Treasurer Josh Frydenberg said the report details the long-tail impacts the COVID-19 pandemic are likely to mount in the face of the Australian economy but warned against hiking taxes.

“Our population is growing slower and ageing faster than expected,” Mr Frydenberg said. “The Australian economy will continue to grow, but slower than previously thought. Growth will continue to be highly dependent on productivity gains.

“Growing the economy is Australia’s pathway to budget repair, not austerity or higher taxes. Only by growing the economy can we continue to guarantee the essential services Australians rely on.”

An ageing population

According to the IGR, the old-age dependency ratio in 2019–20 was 4.0 working-age people for every person aged over 65. The ratio is projected to fall further by 2060–61 to 2.7 working-age people for every person over 65. 

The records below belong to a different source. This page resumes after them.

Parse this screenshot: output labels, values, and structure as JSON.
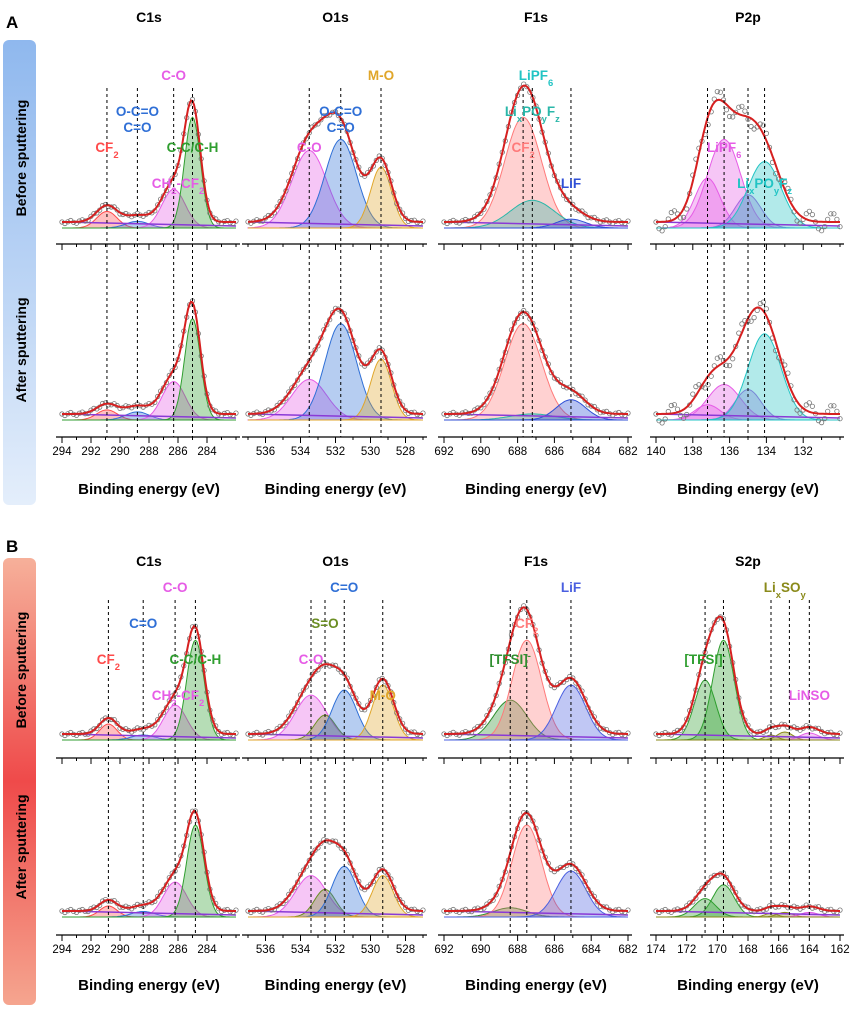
{
  "chart_data": {
    "type": "area",
    "panels": [
      {
        "label": "A",
        "band_labels": [
          "Before sputtering",
          "After sputtering"
        ],
        "band_color": "#aecbf0",
        "xlabel": "Binding energy (eV)",
        "subplots": [
          {
            "title": "C1s",
            "xlim": [
              294,
              282
            ],
            "ticks": [
              "294",
              "292",
              "290",
              "288",
              "286",
              "284"
            ],
            "components": [
              {
                "label": "CF₂",
                "label_parts": [
                  [
                    "CF",
                    ""
                  ],
                  [
                    "2",
                    "sub"
                  ]
                ],
                "color": "#ff4a4a",
                "center": 290.9,
                "width": 0.7,
                "height_before": 0.15,
                "height_after": 0.1
              },
              {
                "label": "O-C=O\nC=O",
                "label_parts": [
                  [
                    "O-C=O",
                    ""
                  ]
                ],
                "label_line2": "C=O",
                "color": "#2f6fd6",
                "center": 288.8,
                "width": 0.8,
                "height_before": 0.06,
                "height_after": 0.08
              },
              {
                "label": "C-O",
                "label_parts": [
                  [
                    "C-O",
                    ""
                  ]
                ],
                "color": "#e65ce6",
                "center": 286.3,
                "width": 0.8,
                "height_before": 0.35,
                "height_after": 0.38
              },
              {
                "label": "CH₂-CF₂",
                "label_parts": [
                  [
                    "CH",
                    ""
                  ],
                  [
                    "2",
                    "sub"
                  ],
                  [
                    "-CF",
                    ""
                  ],
                  [
                    "2",
                    "sub"
                  ]
                ],
                "color": "#e65ce6",
                "center": 286.0,
                "width": 0.0,
                "height_before": 0,
                "height_after": 0
              },
              {
                "label": "C-C/C-H",
                "label_parts": [
                  [
                    "C-C/C-H",
                    ""
                  ]
                ],
                "color": "#2f9e2f",
                "center": 285.0,
                "width": 0.55,
                "height_before": 1.0,
                "height_after": 1.0
              }
            ],
            "guides": [
              290.9,
              288.8,
              286.3,
              285.0
            ]
          },
          {
            "title": "O1s",
            "xlim": [
              537,
              527
            ],
            "ticks": [
              "536",
              "534",
              "532",
              "530",
              "528"
            ],
            "components": [
              {
                "label": "C-O",
                "label_parts": [
                  [
                    "C-O",
                    ""
                  ]
                ],
                "color": "#e65ce6",
                "center": 533.5,
                "width": 1.0,
                "height_before": 0.7,
                "height_after": 0.4
              },
              {
                "label": "O-C=O\nC=O",
                "label_parts": [
                  [
                    "O-C=O",
                    ""
                  ]
                ],
                "label_line2": "C=O",
                "color": "#2f6fd6",
                "center": 531.7,
                "width": 0.9,
                "height_before": 0.8,
                "height_after": 0.95
              },
              {
                "label": "M-O",
                "label_parts": [
                  [
                    "M-O",
                    ""
                  ]
                ],
                "color": "#e0a62a",
                "center": 529.4,
                "width": 0.6,
                "height_before": 0.55,
                "height_after": 0.6
              }
            ],
            "guides": [
              533.5,
              531.7,
              529.4
            ]
          },
          {
            "title": "F1s",
            "xlim": [
              692,
              682
            ],
            "ticks": [
              "692",
              "690",
              "688",
              "686",
              "684",
              "682"
            ],
            "components": [
              {
                "label": "CF₂",
                "label_parts": [
                  [
                    "CF",
                    ""
                  ],
                  [
                    "2",
                    "sub"
                  ]
                ],
                "color": "#ff7a7a",
                "center": 687.7,
                "width": 1.0,
                "height_before": 1.0,
                "height_after": 0.95
              },
              {
                "label": "LiₓPOᵧF_z",
                "label_parts": [
                  [
                    "Li",
                    ""
                  ],
                  [
                    "x",
                    "sub"
                  ],
                  [
                    "PO",
                    ""
                  ],
                  [
                    "y",
                    "sub"
                  ],
                  [
                    "F",
                    ""
                  ],
                  [
                    "z",
                    "sub"
                  ]
                ],
                "color": "#2ab7a9",
                "center": 687.2,
                "width": 1.2,
                "height_before": 0.25,
                "height_after": 0.06
              },
              {
                "label": "LiPF₆",
                "label_parts": [
                  [
                    "LiPF",
                    ""
                  ],
                  [
                    "6",
                    "sub"
                  ]
                ],
                "color": "#22c4c4",
                "center": 687.0,
                "width": 0.0,
                "height_before": 0,
                "height_after": 0
              },
              {
                "label": "LiF",
                "label_parts": [
                  [
                    "LiF",
                    ""
                  ]
                ],
                "color": "#2f4fd6",
                "center": 685.1,
                "width": 0.8,
                "height_before": 0.08,
                "height_after": 0.2
              }
            ],
            "guides": [
              687.7,
              687.2,
              685.1
            ]
          },
          {
            "title": "P2p",
            "xlim": [
              140,
              130
            ],
            "ticks": [
              "140",
              "138",
              "136",
              "134",
              "132"
            ],
            "components": [
              {
                "label": "LiPF₆",
                "label_parts": [
                  [
                    "LiPF",
                    ""
                  ],
                  [
                    "6",
                    "sub"
                  ]
                ],
                "color": "#e65ce6",
                "center": 136.3,
                "width": 0.9,
                "height_before": 0.8,
                "height_after": 0.35
              },
              {
                "label": "",
                "label_parts": [],
                "color": "#e65ce6",
                "center": 137.2,
                "width": 0.7,
                "height_before": 0.45,
                "height_after": 0.15
              },
              {
                "label": "",
                "label_parts": [],
                "color": "#a566e0",
                "center": 135.0,
                "width": 0.7,
                "height_before": 0.3,
                "height_after": 0.3
              },
              {
                "label": "LiₓPOᵧF_z",
                "label_parts": [
                  [
                    "Li",
                    ""
                  ],
                  [
                    "x",
                    "sub"
                  ],
                  [
                    "PO",
                    ""
                  ],
                  [
                    "y",
                    "sub"
                  ],
                  [
                    "F",
                    ""
                  ],
                  [
                    "z",
                    "sub"
                  ]
                ],
                "color": "#22c4c4",
                "center": 134.1,
                "width": 0.9,
                "height_before": 0.6,
                "height_after": 0.85
              }
            ],
            "guides": [
              137.2,
              136.3,
              135.0,
              134.1
            ],
            "noisy": true
          }
        ]
      },
      {
        "label": "B",
        "band_labels": [
          "Before sputtering",
          "After sputtering"
        ],
        "band_color": "#f26a6a",
        "xlabel": "Binding energy (eV)",
        "subplots": [
          {
            "title": "C1s",
            "xlim": [
              294,
              282
            ],
            "ticks": [
              "294",
              "292",
              "290",
              "288",
              "286",
              "284"
            ],
            "components": [
              {
                "label": "CF₂",
                "label_parts": [
                  [
                    "CF",
                    ""
                  ],
                  [
                    "2",
                    "sub"
                  ]
                ],
                "color": "#ff4a4a",
                "center": 290.8,
                "width": 0.6,
                "height_before": 0.16,
                "height_after": 0.12
              },
              {
                "label": "C=O",
                "label_parts": [
                  [
                    "C=O",
                    ""
                  ]
                ],
                "color": "#2f6fd6",
                "center": 288.4,
                "width": 0.8,
                "height_before": 0.05,
                "height_after": 0.06
              },
              {
                "label": "C-O",
                "label_parts": [
                  [
                    "C-O",
                    ""
                  ]
                ],
                "color": "#e65ce6",
                "center": 286.2,
                "width": 0.8,
                "height_before": 0.35,
                "height_after": 0.38
              },
              {
                "label": "CH₂-CF₂",
                "label_parts": [
                  [
                    "CH",
                    ""
                  ],
                  [
                    "2",
                    "sub"
                  ],
                  [
                    "-CF",
                    ""
                  ],
                  [
                    "2",
                    "sub"
                  ]
                ],
                "color": "#e65ce6",
                "center": 286.0,
                "width": 0.0,
                "height_before": 0,
                "height_after": 0
              },
              {
                "label": "C-C/C-H",
                "label_parts": [
                  [
                    "C-C/C-H",
                    ""
                  ]
                ],
                "color": "#2f9e2f",
                "center": 284.8,
                "width": 0.6,
                "height_before": 1.0,
                "height_after": 1.0
              }
            ],
            "guides": [
              290.8,
              288.4,
              286.2,
              284.8
            ]
          },
          {
            "title": "O1s",
            "xlim": [
              537,
              527
            ],
            "ticks": [
              "536",
              "534",
              "532",
              "530",
              "528"
            ],
            "components": [
              {
                "label": "C-O",
                "label_parts": [
                  [
                    "C-O",
                    ""
                  ]
                ],
                "color": "#e65ce6",
                "center": 533.4,
                "width": 0.9,
                "height_before": 0.45,
                "height_after": 0.45
              },
              {
                "label": "S=O",
                "label_parts": [
                  [
                    "S=O",
                    ""
                  ]
                ],
                "color": "#6b8e23",
                "center": 532.6,
                "width": 0.6,
                "height_before": 0.25,
                "height_after": 0.3
              },
              {
                "label": "C=O",
                "label_parts": [
                  [
                    "C=O",
                    ""
                  ]
                ],
                "color": "#2f6fd6",
                "center": 531.5,
                "width": 0.7,
                "height_before": 0.5,
                "height_after": 0.55
              },
              {
                "label": "M-O",
                "label_parts": [
                  [
                    "M-O",
                    ""
                  ]
                ],
                "color": "#e0a62a",
                "center": 529.3,
                "width": 0.6,
                "height_before": 0.55,
                "height_after": 0.45
              }
            ],
            "guides": [
              533.4,
              532.6,
              531.5,
              529.3
            ]
          },
          {
            "title": "F1s",
            "xlim": [
              692,
              682
            ],
            "ticks": [
              "692",
              "690",
              "688",
              "686",
              "684",
              "682"
            ],
            "components": [
              {
                "label": "[TFSI]⁻",
                "label_parts": [
                  [
                    "[TFSI]",
                    ""
                  ],
                  [
                    "-",
                    "sup"
                  ]
                ],
                "color": "#2f8f2f",
                "center": 688.4,
                "width": 0.9,
                "height_before": 0.4,
                "height_after": 0.1
              },
              {
                "label": "CF₂",
                "label_parts": [
                  [
                    "CF",
                    ""
                  ],
                  [
                    "2",
                    "sub"
                  ]
                ],
                "color": "#ff7a7a",
                "center": 687.5,
                "width": 0.8,
                "height_before": 1.0,
                "height_after": 1.0
              },
              {
                "label": "LiF",
                "label_parts": [
                  [
                    "LiF",
                    ""
                  ]
                ],
                "color": "#4a5fe0",
                "center": 685.1,
                "width": 0.8,
                "height_before": 0.55,
                "height_after": 0.5
              }
            ],
            "guides": [
              688.4,
              687.5,
              685.1
            ]
          },
          {
            "title": "S2p",
            "xlim": [
              174,
              162
            ],
            "ticks": [
              "174",
              "172",
              "170",
              "168",
              "166",
              "164",
              "162"
            ],
            "components": [
              {
                "label": "[TFSI]⁻",
                "label_parts": [
                  [
                    "[TFSI]",
                    ""
                  ],
                  [
                    "-",
                    "sup"
                  ]
                ],
                "color": "#2f9e2f",
                "center": 170.8,
                "width": 0.7,
                "height_before": 0.6,
                "height_after": 0.2
              },
              {
                "label": "",
                "label_parts": [],
                "color": "#2f9e2f",
                "center": 169.6,
                "width": 0.7,
                "height_before": 1.0,
                "height_after": 0.35
              },
              {
                "label": "LiₓSOᵧ",
                "label_parts": [
                  [
                    "Li",
                    ""
                  ],
                  [
                    "x",
                    "sub"
                  ],
                  [
                    "SO",
                    ""
                  ],
                  [
                    "y",
                    "sub"
                  ]
                ],
                "color": "#8a8a1a",
                "center": 165.6,
                "width": 0.5,
                "height_before": 0.08,
                "height_after": 0.05
              },
              {
                "label": "LiNSO",
                "label_parts": [
                  [
                    "LiNSO",
                    ""
                  ]
                ],
                "color": "#e65ce6",
                "center": 164.0,
                "width": 0.6,
                "height_before": 0.07,
                "height_after": 0.05
              }
            ],
            "guides": [
              170.8,
              169.6,
              166.5,
              165.3,
              164.0
            ],
            "extra_small": [
              {
                "center": 166.5,
                "height_before": 0.05,
                "height_after": 0.04,
                "color": "#8a8a1a"
              }
            ]
          }
        ]
      }
    ]
  }
}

The fall, according to the report, presents challenges for Australia’s long-term economic growth and fiscal outlook, as a working-age person’s taxes will be required to support a greater number of people aged over 65, with no revenue mechanisms yet in place to offset the nation’s ageing population unable to work.

It highlights that a larger, older population will require greater government spending in healthcare, the Age Pension and end-of-life support, and has implications for participation and productivity growth. 

As the population continues to age and adds pressure to the budget, the report suggests government policy will need to adapt and foster economic growth to overcome these fiscal challenges, instead of generating feasible revenue streams to support them.

“While Australia’s debt is sustainable and low by international standards, the ageing of our population will put significant pressures on both revenue and expenditure,” it said.

The report goes on to highlight that future governments will need to manage spending pressures by “improving the efficiency of service delivery” and delivering services like health and aged care via targeted programs paid for by the lowest, most “efficient” taxes possible.

Mr Frydenberg said federal deficits are expected to decline from current GDP of 7.8 per cent to 0.7 of a percentage point in 2036–37, before widening to 2.3 per cent in 2060–61.

“It’s a trajectory similar to many of the previous IGRs reflecting the impact of an ageing population and existing policy settings,” Mr Frydenberg said. “However, the budget position is significantly better than projected in most past IGRs.

“The Howard government’s 2002 and 2007 IGRs forecast deficits at the end of the 40-year period of 7 per cent and 5 per cent, respectively, and the Rudd government's 2010 IGR forecast a deficit of 4 per cent in 2050.”

On economic growth, the Treasurer said governments will need to invest further in skills, infrastructure and digital transformation, along with a more efficient tax system, though he shied away from detailing what that might look like, in both his speech, and the report. 

“With productivity responsible for over 80 per cent of Australia’s national income growth over the past 30 years, the task is obvious and the choice is clear,” Mr Frydenberg said. 

“If we want to maintain our living standards, generate higher wages and create more jobs, Australia has no alternative other than to pursue economic reform, much of which is hard and contested.”